Address for article reprint: Dr. D.P. Schuster, Respiratory and Critical Care Medicine Division, Box 8052, 660 South Euclid Avenue, Washington University School of Medicine, St. Louis, MO 63110, USA.


Commentary

Mitchell and colleagues have done a large randomized trial comparing therapy based on a measure of EVLW with standard therapy based on the pulmonary capillary WP. They are the first to confirm that reduced lung water decreases time on mechanical ventilation and length of stay in an ICU. For several reasons, however, it is not certain that measurement of EVLW was superior to WP in guiding fluid management.
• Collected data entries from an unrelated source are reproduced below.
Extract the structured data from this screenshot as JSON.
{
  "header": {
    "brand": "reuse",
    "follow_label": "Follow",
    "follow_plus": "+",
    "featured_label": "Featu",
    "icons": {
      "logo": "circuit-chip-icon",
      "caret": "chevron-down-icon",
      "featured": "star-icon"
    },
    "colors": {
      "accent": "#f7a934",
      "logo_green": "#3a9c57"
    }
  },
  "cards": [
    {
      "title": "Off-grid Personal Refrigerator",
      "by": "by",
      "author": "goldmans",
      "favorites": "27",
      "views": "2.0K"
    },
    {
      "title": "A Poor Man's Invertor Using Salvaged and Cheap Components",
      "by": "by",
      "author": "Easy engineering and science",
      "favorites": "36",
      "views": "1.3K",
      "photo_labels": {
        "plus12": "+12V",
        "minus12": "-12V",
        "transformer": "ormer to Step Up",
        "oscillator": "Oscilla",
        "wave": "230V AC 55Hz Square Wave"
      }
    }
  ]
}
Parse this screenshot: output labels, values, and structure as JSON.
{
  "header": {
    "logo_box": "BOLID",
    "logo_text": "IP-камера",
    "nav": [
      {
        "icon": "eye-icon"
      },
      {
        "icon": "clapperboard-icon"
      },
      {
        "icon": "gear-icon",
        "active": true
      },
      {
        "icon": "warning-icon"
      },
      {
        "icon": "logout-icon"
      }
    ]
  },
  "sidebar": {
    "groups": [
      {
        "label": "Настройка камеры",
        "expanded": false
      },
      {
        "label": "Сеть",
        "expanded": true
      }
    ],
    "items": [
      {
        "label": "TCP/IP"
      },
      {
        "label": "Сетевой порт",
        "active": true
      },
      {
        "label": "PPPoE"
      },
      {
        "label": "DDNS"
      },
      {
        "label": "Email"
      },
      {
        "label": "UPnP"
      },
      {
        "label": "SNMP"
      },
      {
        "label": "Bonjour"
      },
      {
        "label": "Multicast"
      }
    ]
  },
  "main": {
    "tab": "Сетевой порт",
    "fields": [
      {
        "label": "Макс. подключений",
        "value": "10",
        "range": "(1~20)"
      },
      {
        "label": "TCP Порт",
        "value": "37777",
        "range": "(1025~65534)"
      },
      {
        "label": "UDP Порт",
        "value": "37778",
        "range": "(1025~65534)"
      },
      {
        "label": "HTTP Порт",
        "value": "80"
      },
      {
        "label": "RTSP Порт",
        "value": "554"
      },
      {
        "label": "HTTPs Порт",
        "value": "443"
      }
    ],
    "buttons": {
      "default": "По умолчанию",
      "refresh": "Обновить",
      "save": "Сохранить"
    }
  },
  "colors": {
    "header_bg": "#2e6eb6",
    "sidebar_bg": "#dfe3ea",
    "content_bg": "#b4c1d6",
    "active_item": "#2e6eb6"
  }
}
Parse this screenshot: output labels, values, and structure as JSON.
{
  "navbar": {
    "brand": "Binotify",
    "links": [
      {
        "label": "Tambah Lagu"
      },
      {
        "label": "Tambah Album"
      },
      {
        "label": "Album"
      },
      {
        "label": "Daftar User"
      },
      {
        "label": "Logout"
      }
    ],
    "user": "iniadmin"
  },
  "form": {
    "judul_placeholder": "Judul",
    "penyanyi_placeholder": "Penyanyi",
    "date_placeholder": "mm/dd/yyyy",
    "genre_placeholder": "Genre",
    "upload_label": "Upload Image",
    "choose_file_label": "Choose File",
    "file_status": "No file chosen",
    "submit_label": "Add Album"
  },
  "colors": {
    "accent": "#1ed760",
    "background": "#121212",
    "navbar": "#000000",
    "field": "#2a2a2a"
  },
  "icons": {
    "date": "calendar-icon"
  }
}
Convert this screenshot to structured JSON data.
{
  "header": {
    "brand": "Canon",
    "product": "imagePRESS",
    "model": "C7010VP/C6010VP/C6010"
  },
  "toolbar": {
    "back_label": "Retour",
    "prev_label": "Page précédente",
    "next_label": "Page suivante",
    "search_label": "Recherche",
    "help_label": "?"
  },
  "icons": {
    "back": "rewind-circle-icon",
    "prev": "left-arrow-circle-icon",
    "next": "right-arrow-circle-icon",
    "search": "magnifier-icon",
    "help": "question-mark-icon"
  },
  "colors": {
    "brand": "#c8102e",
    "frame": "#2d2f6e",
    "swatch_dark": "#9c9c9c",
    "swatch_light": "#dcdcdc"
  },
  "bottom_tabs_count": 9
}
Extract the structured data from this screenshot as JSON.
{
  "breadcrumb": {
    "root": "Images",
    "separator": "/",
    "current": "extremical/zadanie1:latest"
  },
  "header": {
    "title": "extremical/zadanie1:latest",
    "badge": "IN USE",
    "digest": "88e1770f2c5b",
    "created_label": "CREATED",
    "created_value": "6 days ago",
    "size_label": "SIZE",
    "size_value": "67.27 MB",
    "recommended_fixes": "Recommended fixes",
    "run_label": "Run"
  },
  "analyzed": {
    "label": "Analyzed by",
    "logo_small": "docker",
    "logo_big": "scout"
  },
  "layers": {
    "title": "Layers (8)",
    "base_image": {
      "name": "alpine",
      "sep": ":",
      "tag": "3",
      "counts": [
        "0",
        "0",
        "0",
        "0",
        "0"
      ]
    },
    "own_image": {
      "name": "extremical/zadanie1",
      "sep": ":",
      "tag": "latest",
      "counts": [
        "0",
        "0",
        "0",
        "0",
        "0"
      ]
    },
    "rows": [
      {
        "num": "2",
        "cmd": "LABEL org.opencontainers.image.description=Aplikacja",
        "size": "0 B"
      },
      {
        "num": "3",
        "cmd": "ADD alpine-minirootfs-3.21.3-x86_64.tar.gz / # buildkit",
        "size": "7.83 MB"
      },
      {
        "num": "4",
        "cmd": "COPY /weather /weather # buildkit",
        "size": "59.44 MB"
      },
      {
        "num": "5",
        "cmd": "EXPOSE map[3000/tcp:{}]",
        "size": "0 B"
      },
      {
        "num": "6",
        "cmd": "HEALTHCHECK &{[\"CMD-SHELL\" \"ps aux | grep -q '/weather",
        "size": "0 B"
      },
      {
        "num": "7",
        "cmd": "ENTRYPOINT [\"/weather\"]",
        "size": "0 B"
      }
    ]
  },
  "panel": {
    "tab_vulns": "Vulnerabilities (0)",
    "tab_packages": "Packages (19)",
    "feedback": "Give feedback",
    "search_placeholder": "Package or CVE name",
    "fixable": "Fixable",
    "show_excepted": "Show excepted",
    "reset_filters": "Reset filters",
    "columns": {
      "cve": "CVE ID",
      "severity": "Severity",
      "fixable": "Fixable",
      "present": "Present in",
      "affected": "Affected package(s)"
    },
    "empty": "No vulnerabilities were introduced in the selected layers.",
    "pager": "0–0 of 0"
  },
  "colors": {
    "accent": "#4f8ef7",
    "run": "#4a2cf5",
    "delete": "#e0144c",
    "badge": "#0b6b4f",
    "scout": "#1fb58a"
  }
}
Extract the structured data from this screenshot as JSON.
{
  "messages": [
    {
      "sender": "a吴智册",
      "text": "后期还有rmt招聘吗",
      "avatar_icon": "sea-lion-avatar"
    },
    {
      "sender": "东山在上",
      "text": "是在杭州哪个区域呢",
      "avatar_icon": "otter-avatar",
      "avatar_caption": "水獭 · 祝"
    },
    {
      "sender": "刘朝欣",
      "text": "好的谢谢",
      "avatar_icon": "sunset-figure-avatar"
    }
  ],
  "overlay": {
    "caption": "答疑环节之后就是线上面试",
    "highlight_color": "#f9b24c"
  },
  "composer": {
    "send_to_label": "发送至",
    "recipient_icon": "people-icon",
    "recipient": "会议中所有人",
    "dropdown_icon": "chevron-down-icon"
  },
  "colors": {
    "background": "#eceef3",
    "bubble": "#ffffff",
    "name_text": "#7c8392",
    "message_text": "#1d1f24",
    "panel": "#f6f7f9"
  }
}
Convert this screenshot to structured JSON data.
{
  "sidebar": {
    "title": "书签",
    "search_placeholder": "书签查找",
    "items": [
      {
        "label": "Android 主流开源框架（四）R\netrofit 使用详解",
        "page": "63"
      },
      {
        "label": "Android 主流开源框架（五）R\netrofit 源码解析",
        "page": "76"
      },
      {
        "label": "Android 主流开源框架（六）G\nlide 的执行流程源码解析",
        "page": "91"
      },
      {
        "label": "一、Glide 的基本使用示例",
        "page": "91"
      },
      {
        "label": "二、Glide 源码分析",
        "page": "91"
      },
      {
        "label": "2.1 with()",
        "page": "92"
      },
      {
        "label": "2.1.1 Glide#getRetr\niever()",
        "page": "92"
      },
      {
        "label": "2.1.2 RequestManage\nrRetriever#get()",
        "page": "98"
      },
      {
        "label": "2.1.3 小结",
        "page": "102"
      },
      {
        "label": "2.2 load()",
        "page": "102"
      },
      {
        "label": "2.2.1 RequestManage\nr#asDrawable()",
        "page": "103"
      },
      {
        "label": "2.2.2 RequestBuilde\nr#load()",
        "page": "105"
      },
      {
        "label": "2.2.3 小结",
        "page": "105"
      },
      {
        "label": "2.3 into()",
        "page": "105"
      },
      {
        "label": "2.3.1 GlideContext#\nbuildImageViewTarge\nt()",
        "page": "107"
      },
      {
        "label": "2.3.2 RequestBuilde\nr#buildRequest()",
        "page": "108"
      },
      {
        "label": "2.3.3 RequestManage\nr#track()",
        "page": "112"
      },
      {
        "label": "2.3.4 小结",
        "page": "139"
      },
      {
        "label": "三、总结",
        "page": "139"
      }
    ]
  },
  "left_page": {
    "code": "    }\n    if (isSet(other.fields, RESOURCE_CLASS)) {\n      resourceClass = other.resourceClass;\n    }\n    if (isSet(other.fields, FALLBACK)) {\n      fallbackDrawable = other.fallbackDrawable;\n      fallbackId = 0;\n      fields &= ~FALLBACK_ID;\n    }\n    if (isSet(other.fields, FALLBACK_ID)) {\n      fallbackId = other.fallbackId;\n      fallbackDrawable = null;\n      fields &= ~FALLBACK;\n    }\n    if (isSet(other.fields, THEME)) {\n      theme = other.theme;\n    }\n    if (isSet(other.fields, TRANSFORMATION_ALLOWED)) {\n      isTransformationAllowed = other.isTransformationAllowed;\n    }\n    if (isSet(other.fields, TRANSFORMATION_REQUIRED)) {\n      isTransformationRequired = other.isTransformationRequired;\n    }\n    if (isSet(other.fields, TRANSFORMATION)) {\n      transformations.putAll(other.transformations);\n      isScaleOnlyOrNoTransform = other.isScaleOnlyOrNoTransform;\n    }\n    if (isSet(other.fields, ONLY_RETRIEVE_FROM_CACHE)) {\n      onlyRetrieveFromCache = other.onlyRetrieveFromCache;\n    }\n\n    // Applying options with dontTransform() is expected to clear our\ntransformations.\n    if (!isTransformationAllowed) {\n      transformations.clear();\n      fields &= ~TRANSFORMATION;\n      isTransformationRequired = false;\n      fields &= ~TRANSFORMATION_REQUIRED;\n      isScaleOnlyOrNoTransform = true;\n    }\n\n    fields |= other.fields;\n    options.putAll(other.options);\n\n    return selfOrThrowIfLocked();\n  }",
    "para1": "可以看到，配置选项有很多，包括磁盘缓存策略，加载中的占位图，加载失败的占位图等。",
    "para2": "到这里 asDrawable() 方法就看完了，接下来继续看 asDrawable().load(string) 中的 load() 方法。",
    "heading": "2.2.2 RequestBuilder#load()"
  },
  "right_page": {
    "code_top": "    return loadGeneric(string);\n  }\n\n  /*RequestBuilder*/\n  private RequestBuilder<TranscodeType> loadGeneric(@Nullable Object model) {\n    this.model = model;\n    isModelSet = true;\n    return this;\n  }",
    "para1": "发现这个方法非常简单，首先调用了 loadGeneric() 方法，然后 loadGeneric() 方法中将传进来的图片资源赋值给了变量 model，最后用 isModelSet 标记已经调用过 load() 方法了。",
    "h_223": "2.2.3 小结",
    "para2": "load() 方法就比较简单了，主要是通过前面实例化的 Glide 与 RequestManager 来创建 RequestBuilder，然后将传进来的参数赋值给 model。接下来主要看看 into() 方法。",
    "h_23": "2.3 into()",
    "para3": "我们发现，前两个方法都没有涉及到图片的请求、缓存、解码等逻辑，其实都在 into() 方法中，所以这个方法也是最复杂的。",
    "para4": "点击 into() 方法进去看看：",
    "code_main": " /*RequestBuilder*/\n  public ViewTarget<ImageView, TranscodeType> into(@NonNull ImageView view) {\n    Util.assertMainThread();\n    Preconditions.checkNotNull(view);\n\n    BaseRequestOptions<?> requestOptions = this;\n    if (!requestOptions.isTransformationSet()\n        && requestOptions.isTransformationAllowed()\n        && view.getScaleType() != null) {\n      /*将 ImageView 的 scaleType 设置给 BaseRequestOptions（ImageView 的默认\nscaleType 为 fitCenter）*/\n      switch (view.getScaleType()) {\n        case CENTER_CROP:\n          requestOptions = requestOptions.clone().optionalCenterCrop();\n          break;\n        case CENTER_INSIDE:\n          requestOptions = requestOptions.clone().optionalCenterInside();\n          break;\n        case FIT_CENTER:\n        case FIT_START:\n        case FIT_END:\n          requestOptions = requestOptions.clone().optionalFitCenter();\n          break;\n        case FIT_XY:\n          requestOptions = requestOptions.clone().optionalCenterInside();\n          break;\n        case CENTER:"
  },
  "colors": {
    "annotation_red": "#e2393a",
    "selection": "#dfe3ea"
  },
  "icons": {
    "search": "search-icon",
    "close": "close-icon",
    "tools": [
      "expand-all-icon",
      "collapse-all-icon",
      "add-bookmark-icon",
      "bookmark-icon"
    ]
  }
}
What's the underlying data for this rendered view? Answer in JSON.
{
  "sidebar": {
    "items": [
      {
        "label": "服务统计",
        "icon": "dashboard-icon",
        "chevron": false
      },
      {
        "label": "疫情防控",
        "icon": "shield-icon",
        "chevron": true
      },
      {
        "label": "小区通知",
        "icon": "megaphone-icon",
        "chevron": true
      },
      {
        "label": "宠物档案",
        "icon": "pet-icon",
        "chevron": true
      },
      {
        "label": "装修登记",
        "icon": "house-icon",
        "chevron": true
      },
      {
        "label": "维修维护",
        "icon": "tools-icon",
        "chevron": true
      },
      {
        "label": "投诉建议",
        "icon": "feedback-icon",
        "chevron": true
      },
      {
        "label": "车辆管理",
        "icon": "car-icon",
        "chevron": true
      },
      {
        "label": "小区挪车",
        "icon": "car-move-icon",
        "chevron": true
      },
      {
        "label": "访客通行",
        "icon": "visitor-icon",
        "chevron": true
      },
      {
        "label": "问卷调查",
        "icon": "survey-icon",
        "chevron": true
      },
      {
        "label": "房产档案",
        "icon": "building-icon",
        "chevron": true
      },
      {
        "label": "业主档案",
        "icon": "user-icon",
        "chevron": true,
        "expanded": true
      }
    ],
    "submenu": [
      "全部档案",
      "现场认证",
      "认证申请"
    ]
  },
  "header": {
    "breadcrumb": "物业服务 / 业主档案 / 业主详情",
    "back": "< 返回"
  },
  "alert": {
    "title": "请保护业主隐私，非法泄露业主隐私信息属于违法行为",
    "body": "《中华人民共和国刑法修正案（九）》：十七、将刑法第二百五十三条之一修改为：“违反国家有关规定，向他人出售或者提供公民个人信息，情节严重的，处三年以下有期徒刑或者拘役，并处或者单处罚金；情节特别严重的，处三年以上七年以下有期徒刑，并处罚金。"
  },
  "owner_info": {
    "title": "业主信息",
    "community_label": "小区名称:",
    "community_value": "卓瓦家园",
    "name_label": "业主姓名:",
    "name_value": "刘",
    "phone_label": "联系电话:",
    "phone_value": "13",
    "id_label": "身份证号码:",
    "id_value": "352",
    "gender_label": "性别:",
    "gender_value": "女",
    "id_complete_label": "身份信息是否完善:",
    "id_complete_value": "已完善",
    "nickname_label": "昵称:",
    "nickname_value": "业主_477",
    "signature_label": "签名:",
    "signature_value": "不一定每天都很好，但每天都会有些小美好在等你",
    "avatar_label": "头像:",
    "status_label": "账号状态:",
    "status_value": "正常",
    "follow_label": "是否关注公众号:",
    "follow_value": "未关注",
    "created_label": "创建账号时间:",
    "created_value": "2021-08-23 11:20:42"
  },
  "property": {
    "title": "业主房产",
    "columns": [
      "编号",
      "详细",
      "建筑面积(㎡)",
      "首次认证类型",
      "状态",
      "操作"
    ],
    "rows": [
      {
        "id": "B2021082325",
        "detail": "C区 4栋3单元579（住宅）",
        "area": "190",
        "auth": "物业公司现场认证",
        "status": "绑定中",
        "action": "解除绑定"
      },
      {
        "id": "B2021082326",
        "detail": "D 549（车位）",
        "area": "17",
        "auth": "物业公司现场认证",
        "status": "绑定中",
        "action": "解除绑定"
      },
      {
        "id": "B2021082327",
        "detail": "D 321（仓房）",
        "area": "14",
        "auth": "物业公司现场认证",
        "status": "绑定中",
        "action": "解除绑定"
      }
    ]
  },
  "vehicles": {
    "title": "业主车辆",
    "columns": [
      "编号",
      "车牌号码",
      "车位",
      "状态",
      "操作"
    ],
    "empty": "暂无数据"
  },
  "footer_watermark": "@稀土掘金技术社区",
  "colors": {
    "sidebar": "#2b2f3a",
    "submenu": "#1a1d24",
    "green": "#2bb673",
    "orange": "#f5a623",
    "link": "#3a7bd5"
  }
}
First, in the WP group, the algorithm for hypotensive patients called for fluid infusion up to a WP of 18; the normotensive group had diuresis stopped when the WP was less than 10. These high values are conservative and probably magnify the beneficial effect of fluid management based on EVLW measurement. Indeed, animal and human studies have shown that small decreases in WP can result in large decreases in lung water in cases of acute lung injury, and several groups (1-3) have advocated aggressive diuresis to achieve a low WP as long as an adequate cardiac output is maintained. Second, measurement of EVLW requires considerable technical expertise to ensure valid data; and, finally, general applicability is limited because the EVLW computer is no longer commercially available. As the authors state, the important concept is attention to fluid balance. The clinical utility of EVLW measurement has not been clearly defined.

Randolph J. Lipchik, MD
Medical College of WisconsinMilwaukee, Wisconsin, USA

Randolph J. Lipchik, MD
Medical College of Wisconsin
Milwaukee, Wisconsin, USA


References

1. Costello JL, Dorinsky PM, Gadek JE. Edema reduction improves clinical abnormalities in ARDS: a clinical trial of aggressive diuretic therapy [Abstract]. Am Rev Respir Dis. 1987;135:A9.

2. Hall JB, Wood LD. Acute hypoxemic respiratory failure. In: Hall JB, Schmidt GA, Wood LD, eds. Principles of Critical Care. New York: McGraw-Hill; 1992: 1634-58.

3. Broaddus VC, Berthiaume Y, Biondi JW, Matthay MA. Hemodynamic management of the adult respiratory distress syndrome. Journal of Intensive Care Medicine 1987;2:190-213.